Per le donne la perdita di posizioni rispetto al passato è immediata e di dimensioni rilevanti. Prima dell’89, nei paesi dell’ex blocco sovietico il tasso di attività delle donne era il più alto nel mondo, così come il livello di scolarizzazione, che in alcuni paesi superava quello degli uomini. Il valore dell’occupazione per tutti, uomini e donne, era una asse portante dell’ideologia ufficiale; così, anche l'emancipazione delle donne doveva passare prioritariamente attraverso la loro partecipazione attiva alla vita produttiva. Tuttavia va detto che il “femminismo di stato” non si tradusse quasi mai in una realtà di pari opportunità; anzi, in alcuni paesi – come l’Albania - non intaccò in maniera significativa il sistema culturale patriarcale che reggeva la vita delle comunità. Fu dunque fatale che, ritornate alla sfera familiare dopo la chiusura dei luoghi di lavoro, le donne vedessero incombere la minaccia di vedere retrocessa la propria posizione di decenni, sia nella sfera pubblica che in quella privata.
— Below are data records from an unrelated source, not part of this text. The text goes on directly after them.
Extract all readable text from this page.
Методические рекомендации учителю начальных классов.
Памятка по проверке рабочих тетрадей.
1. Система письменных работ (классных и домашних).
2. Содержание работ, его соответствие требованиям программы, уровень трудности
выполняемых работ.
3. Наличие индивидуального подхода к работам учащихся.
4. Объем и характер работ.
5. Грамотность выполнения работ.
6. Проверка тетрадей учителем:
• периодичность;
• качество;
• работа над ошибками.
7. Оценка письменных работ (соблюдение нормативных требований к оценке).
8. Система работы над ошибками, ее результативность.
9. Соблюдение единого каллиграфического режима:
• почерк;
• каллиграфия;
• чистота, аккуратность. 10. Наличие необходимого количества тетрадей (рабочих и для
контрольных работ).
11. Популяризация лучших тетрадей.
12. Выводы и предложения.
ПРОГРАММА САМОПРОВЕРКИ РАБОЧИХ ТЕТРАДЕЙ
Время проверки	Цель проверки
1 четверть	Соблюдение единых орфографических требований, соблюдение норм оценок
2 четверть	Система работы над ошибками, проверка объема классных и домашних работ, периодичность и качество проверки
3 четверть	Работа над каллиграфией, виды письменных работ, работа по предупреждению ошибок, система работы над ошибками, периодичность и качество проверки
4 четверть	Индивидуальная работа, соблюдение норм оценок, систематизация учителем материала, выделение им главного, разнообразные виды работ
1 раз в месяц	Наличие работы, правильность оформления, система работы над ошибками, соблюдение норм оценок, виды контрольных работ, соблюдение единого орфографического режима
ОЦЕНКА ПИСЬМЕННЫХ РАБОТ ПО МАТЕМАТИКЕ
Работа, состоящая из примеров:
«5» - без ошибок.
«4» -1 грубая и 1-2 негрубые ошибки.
<<Mio padre ha sempre bevuto tanto ma dopo la morte di mia mamma è peggiorato. Nell’ultimo periodo mi faceva sempre storie perché non era d’accordo che studiavo. Noi abitavamo fuori città e dopo aver finito la scuola con ottimi voti non avevo nessuna intenzione di fare la casalinga, come voleva lui. Quindi me ne sono andata di casa. (...) In Ucraina, quando non hai la casa che ti ha dato lo Stato e non hai soldi da parte, trovare un posto dove stare è difficilissimo. (...) Io pagavo un affitto che superava la mia busta paga: 25 dollari, più l’acqua e il gas. La casa costava tantissimo, per questo abbiamo deciso che era meglio che mia sorella lasciasse gli studi e si trovasse un lavoro. Lavoravamo per vivere, solo per vivere, non riusciva a risparmiare niente. Sempre debiti, sempre debiti>>.
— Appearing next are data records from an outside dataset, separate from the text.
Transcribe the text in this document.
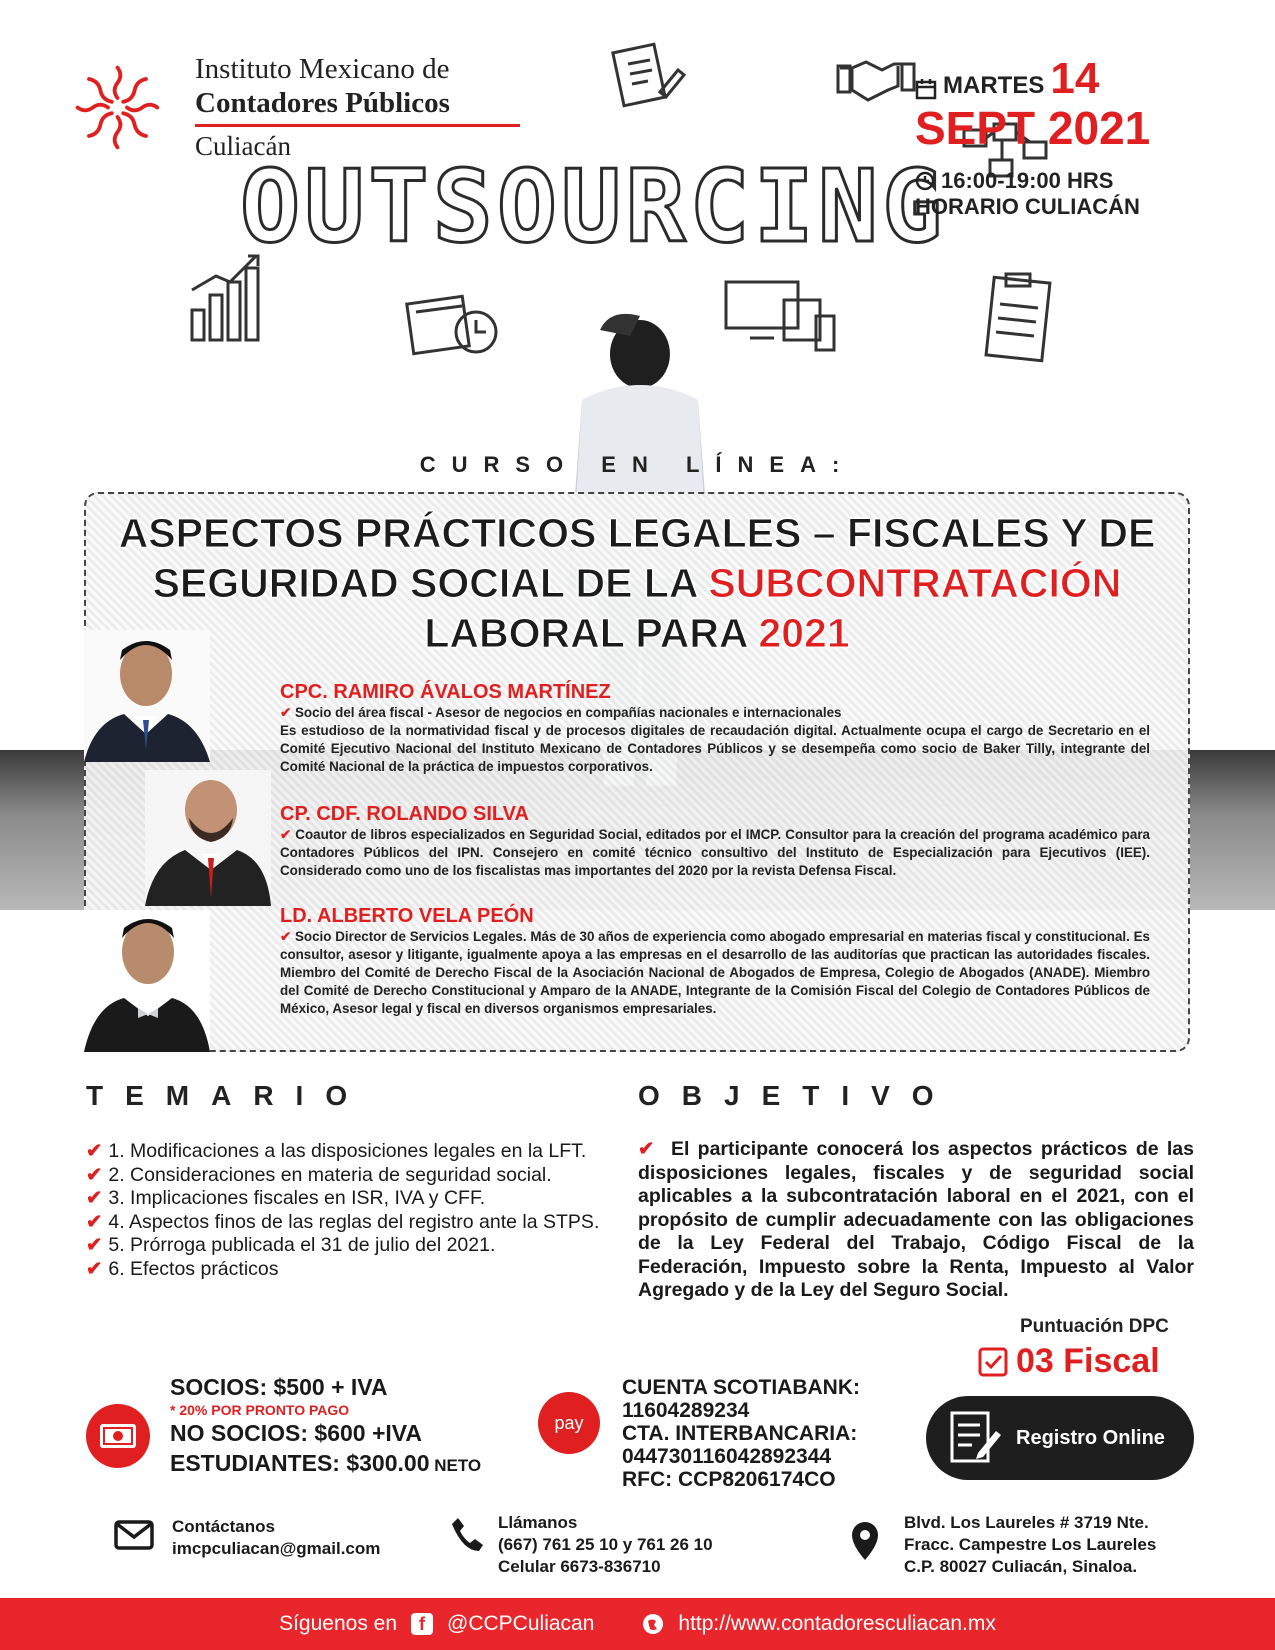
Instituto Mexicano de
Contadores Públicos
Culiacán
OUTSOURCING
MARTES 14
SEPT 2021
16:00-19:00 HRS
HORARIO CULIACÁN
CURSO EN LÍNEA:
ASPECTOS PRÁCTICOS LEGALES – FISCALES Y DE SEGURIDAD SOCIAL DE LA SUBCONTRATACIÓN LABORAL PARA 2021
CPC. RAMIRO ÁVALOS MARTÍNEZ
✔ Socio del área fiscal - Asesor de negocios en compañías nacionales e internacionales
Es estudioso de la normatividad fiscal y de procesos digitales de recaudación digital. Actualmente ocupa el cargo de Secretario en el Comité Ejecutivo Nacional del Instituto Mexicano de Contadores Públicos y se desempeña como socio de Baker Tilly, integrante del Comité Nacional de la práctica de impuestos corporativos.
CP. CDF. ROLANDO SILVA
✔ Coautor de libros especializados en Seguridad Social, editados por el IMCP. Consultor para la creación del programa académico para Contadores Públicos del IPN. Consejero en comité técnico consultivo del Instituto de Especialización para Ejecutivos (IEE). Considerado como uno de los fiscalistas mas importantes del 2020 por la revista Defensa Fiscal.
LD. ALBERTO VELA PEÓN
✔ Socio Director de Servicios Legales. Más de 30 años de experiencia como abogado empresarial en materias fiscal y constitucional. Es consultor, asesor y litigante, igualmente apoya a las empresas en el desarrollo de las auditorías que practican las autoridades fiscales. Miembro del Comité de Derecho Fiscal de la Asociación Nacional de Abogados de Empresa, Colegio de Abogados (ANADE). Miembro del Comité de Derecho Constitucional y Amparo de la ANADE, Integrante de la Comisión Fiscal del Colegio de Contadores Públicos de México, Asesor legal y fiscal en diversos organismos empresariales.
TEMARIO	OBJETIVO
✔ 1. Modificaciones a las disposiciones legales en la LFT.
✔ 2. Consideraciones en materia de seguridad social.
✔ 3. Implicaciones fiscales en ISR, IVA y CFF.
✔ 4. Aspectos finos de las reglas del registro ante la STPS.
✔ 5. Prórroga publicada el 31 de julio del 2021.
✔ 6. Efectos prácticos
✔ El participante conocerá los aspectos prácticos de las disposiciones legales, fiscales y de seguridad social aplicables a la subcontratación laboral en el 2021, con el propósito de cumplir adecuadamente con las obligaciones de la Ley Federal del Trabajo, Código Fiscal de la Federación, Impuesto sobre la Renta, Impuesto al Valor Agregado y de la Ley del Seguro Social.
Puntuación DPC
03 Fiscal
Registro Online
SOCIOS: $500 + IVA
* 20% POR PRONTO PAGO
NO SOCIOS: $600 +IVA
ESTUDIANTES: $300.00 NETO
pay
CUENTA SCOTIABANK:
11604289234
CTA. INTERBANCARIA:
044730116042892344
RFC: CCP8206174CO
Contáctanos
imcpculiacan@gmail.com
Llámanos
(667) 761 25 10 y 761 26 10
Celular 6673-836710
Blvd. Los Laureles # 3719 Nte.
Fracc. Campestre Los Laureles
C.P. 80027 Culiacán, Sinaloa.
Síguenos en	f	@CCPCuliacan	http://www.contadoresculiacan.mx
È Diana che racconta, una ragazza ucraina trafficata in Italia verso la fine degli anni Novanta. Negli anni in cui lei decide di venire via, l’80% delle donne erano disoccupate, il cibo era razionato e bisogna fare i salti mortali per trovare l’indispensabile a sopravvivere. <<Io volevo più vita, più lavoro, forse anche mettere su un’attività mia. Così ho preso la decisione di andarmene>>. Diana pensava che bastasse il passaporto per andare in Italia invece scoprirà che l’unico rapido “lasciapassare” per raggiungere l’Ovest in quel momento per lei era la prostituzione.

Dall’Europa dell’Est e dall’ex-blocco sovietico proviene oggi la maggior parte delle donne trafficate a fini di prostituzione in Europa occidentale. Moldavia, Ucraina, Romania, ma anche Lituania e Russia sono i principali paesi di origine. Ma il bacino di provenienza si amplia e si sposta sempre più verso est. Secondo i dati della OIM, nel 1999 4mila donne sono state trafficate dal Kirguistan e 5mila da Kazajstan, prevalentemente a scopo di sfruttamento sessuale.

In Italia negli anni ’90 la nazionalità dominante tra le vittime della tratta era costituita dalle albanesi; oggi in Europa Occidentale e nei Balcani la maggior parte delle donne trafficate provengono da Moldavia e Romania. In Moldavia su un totale di 4 milioni di abitanti si calcola che 1 milione vive all’estero. Nel 1998 il Ministero degli Interni stimava che 400mila donne fossero state oggetto di tratta in un decennio ma ong e ricercatori sostengono che la cifra sia ancora più elevata. Sembrano cifre inverosimili e forse sono anche sovradimensionate. Ma sono stime che comunque ci permettono di intuire la percezione che del fenomeno si ha in un paese come la Moldavia, dove l’emergere del fenomeno ha rappresentato una frattura enorme con la cultura ed il sistema di valori del passato.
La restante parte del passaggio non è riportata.